Face à la multiplication des réactions, le Bureau du président a publié un communiqué mercredi. Il y est précisé que les travaux envisagés concernent exclusivement le renforcement de la sécurité de la résidence privée du chef de l'État. Selon elle, ces mesures découlent des recommandations formulées par la Security Division du Prime Minister's Office à la suite d'un audit de sécurité. Elle rappelle que la protection du président incombe à l'État, que celuici réside à la State House ou dans sa résidence privée, et indique que toutes les procédures légales ont été respectées. Le Bureau du président souligne également que les aspects liés à la sécurité demeurent couverts par des règles de confidentialité conformes aux pratiques internationales.
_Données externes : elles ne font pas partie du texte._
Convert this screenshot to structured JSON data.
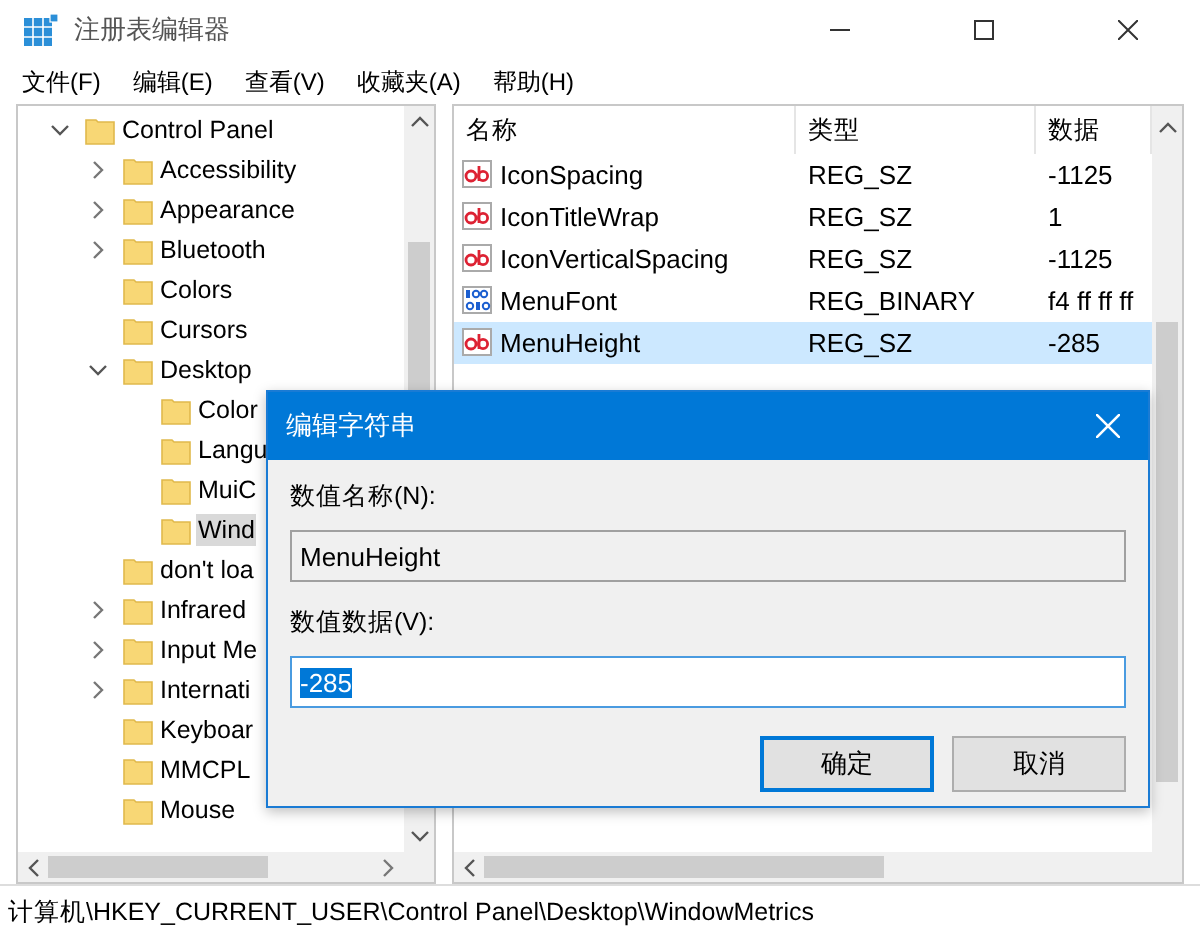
{
  "window": {
    "title": "注册表编辑器"
  },
  "menu": [
    "文件(F)",
    "编辑(E)",
    "查看(V)",
    "收藏夹(A)",
    "帮助(H)"
  ],
  "tree": [
    {
      "label": "Control Panel",
      "expanded": true,
      "selected": false,
      "children": [
        {
          "label": "Accessibility",
          "expanded": false,
          "selected": false
        },
        {
          "label": "Appearance",
          "expanded": false,
          "selected": false
        },
        {
          "label": "Bluetooth",
          "expanded": false,
          "selected": false
        },
        {
          "label": "Colors",
          "selected": false
        },
        {
          "label": "Cursors",
          "selected": false
        },
        {
          "label": "Desktop",
          "expanded": true,
          "selected": false,
          "children": [
            {
              "label": "Color",
              "selected": false
            },
            {
              "label": "Langu",
              "selected": false
            },
            {
              "label": "MuiC",
              "selected": false
            },
            {
              "label": "Wind",
              "selected": true
            }
          ]
        },
        {
          "label": "don't loa",
          "selected": false
        },
        {
          "label": "Infrared",
          "expanded": false,
          "selected": false
        },
        {
          "label": "Input Me",
          "expanded": false,
          "selected": false
        },
        {
          "label": "Internati",
          "expanded": false,
          "selected": false
        },
        {
          "label": "Keyboar",
          "selected": false
        },
        {
          "label": "MMCPL",
          "selected": false
        },
        {
          "label": "Mouse",
          "selected": false
        }
      ]
    }
  ],
  "table": {
    "columns": [
      "名称",
      "类型",
      "数据"
    ],
    "rows": [
      {
        "kind": "string",
        "name": "IconSpacing",
        "type": "REG_SZ",
        "data": "-1125",
        "selected": false
      },
      {
        "kind": "string",
        "name": "IconTitleWrap",
        "type": "REG_SZ",
        "data": "1",
        "selected": false
      },
      {
        "kind": "string",
        "name": "IconVerticalSpacing",
        "type": "REG_SZ",
        "data": "-1125",
        "selected": false
      },
      {
        "kind": "binary",
        "name": "MenuFont",
        "type": "REG_BINARY",
        "data": "f4 ff ff ff",
        "selected": false
      },
      {
        "kind": "string",
        "name": "MenuHeight",
        "type": "REG_SZ",
        "data": "-285",
        "selected": true
      }
    ]
  },
  "dialog": {
    "title": "编辑字符串",
    "name_label": "数值名称(N):",
    "name_value": "MenuHeight",
    "data_label": "数值数据(V):",
    "data_value": "-285",
    "data_selected": true,
    "buttons": [
      {
        "label": "确定",
        "default": true
      },
      {
        "label": "取消",
        "default": false
      }
    ]
  },
  "status_bar": "计算机\\HKEY_CURRENT_USER\\Control Panel\\Desktop\\WindowMetrics"
}
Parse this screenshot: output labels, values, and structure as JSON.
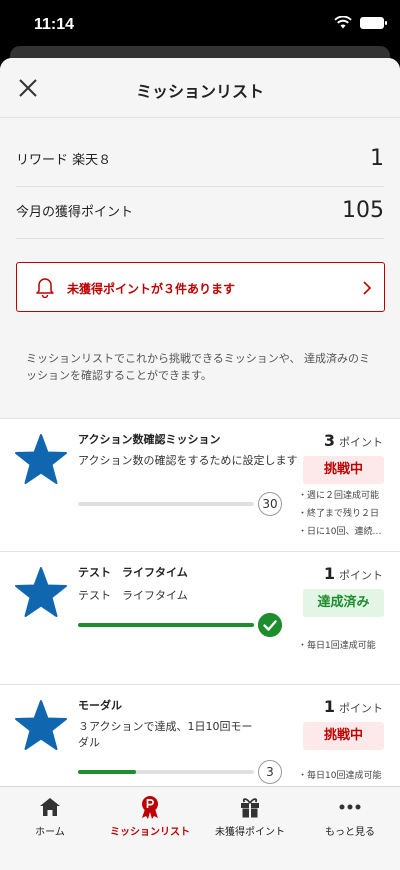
{
  "status_bar": {
    "time": "11:14"
  },
  "header": {
    "title": "ミッションリスト"
  },
  "summary": {
    "reward_label": "リワード 楽天８",
    "reward_value": "1",
    "points_label": "今月の獲得ポイント",
    "points_value": "105"
  },
  "alert": {
    "text": "未獲得ポイントが３件あります"
  },
  "description": "ミッションリストでこれから挑戦できるミッションや、 達成済みのミッションを確認することができます。",
  "missions": [
    {
      "title": "アクション数確認ミッション",
      "subtitle": "アクション数の確認をするために設定します",
      "points": "3",
      "points_unit": "ポイント",
      "status": "挑戦中",
      "progress": 0,
      "count": "30",
      "notes": [
        "・週に２回達成可能",
        "・終了まで残り２日",
        "・日に10回、連続…"
      ]
    },
    {
      "title": "テスト　ライフタイム",
      "subtitle": "テスト　ライフタイム",
      "points": "1",
      "points_unit": "ポイント",
      "status": "達成済み",
      "progress": 1.0,
      "count": "",
      "notes": [
        "・毎日1回達成可能"
      ]
    },
    {
      "title": "モーダル",
      "subtitle": "３アクションで達成、1日10回モーダル",
      "points": "1",
      "points_unit": "ポイント",
      "status": "挑戦中",
      "progress": 0.33,
      "count": "3",
      "notes": [
        "・毎日10回達成可能"
      ]
    }
  ],
  "tabs": [
    {
      "label": "ホーム",
      "icon": "home-icon",
      "active": false
    },
    {
      "label": "ミッションリスト",
      "icon": "mission-medal-icon",
      "active": true
    },
    {
      "label": "未獲得ポイント",
      "icon": "gift-icon",
      "active": false
    },
    {
      "label": "もっと見る",
      "icon": "more-icon",
      "active": false
    }
  ],
  "colors": {
    "accent": "#bf0000",
    "success": "#1d8d2e",
    "star": "#1067b0"
  }
}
Au-delà de la polémique, le dossier renvoie au cadre juridique. Si la State House demeure la résidence officielle du président de la République, aucune disposition de la Constitution ne lui impose d'y résider en permanence. Aucun texte n'interdit pas non plus à l'État de financer les dispositifs de sécurité nécessaires lorsqu'un chef de l'État choisit de vivre dans sa résidence privée.

Linion Moris veut des comptes

Cette pratique n'est d'ailleurs pas inédite : plusieurs présidents, dont Cassam Uteem, sir Anerood Jugnauth, Ameenah Gurib-Fakim et Prithvirajsing Roopun, ont, à différentes périodes de leur mandat, résidé dans leurs propriétés privées tout en bénéficiant des mesures de sécurité assurées par l'État.

Lors d'une conférence de presse tenue hier, Linion Moris a toutefois estimé que ces explications ne suffisent pas à dissiper les interrogations. Le parti réclame la publication de davantage d'informations sur le coût des travaux, leur évolution, les procédures suivies et l'utilisation des fonds publics. Si le principe de la prise en charge des mesures de sécurité d'un chef de l'État semble s'inscrire dans le cadre des pratiques institutionnelles, le débat se concentre désormais sur la transparence des dépenses engagées et sur les informations que les autorités peuvent rendre publiques sans compromettre les impératifs de sécurité.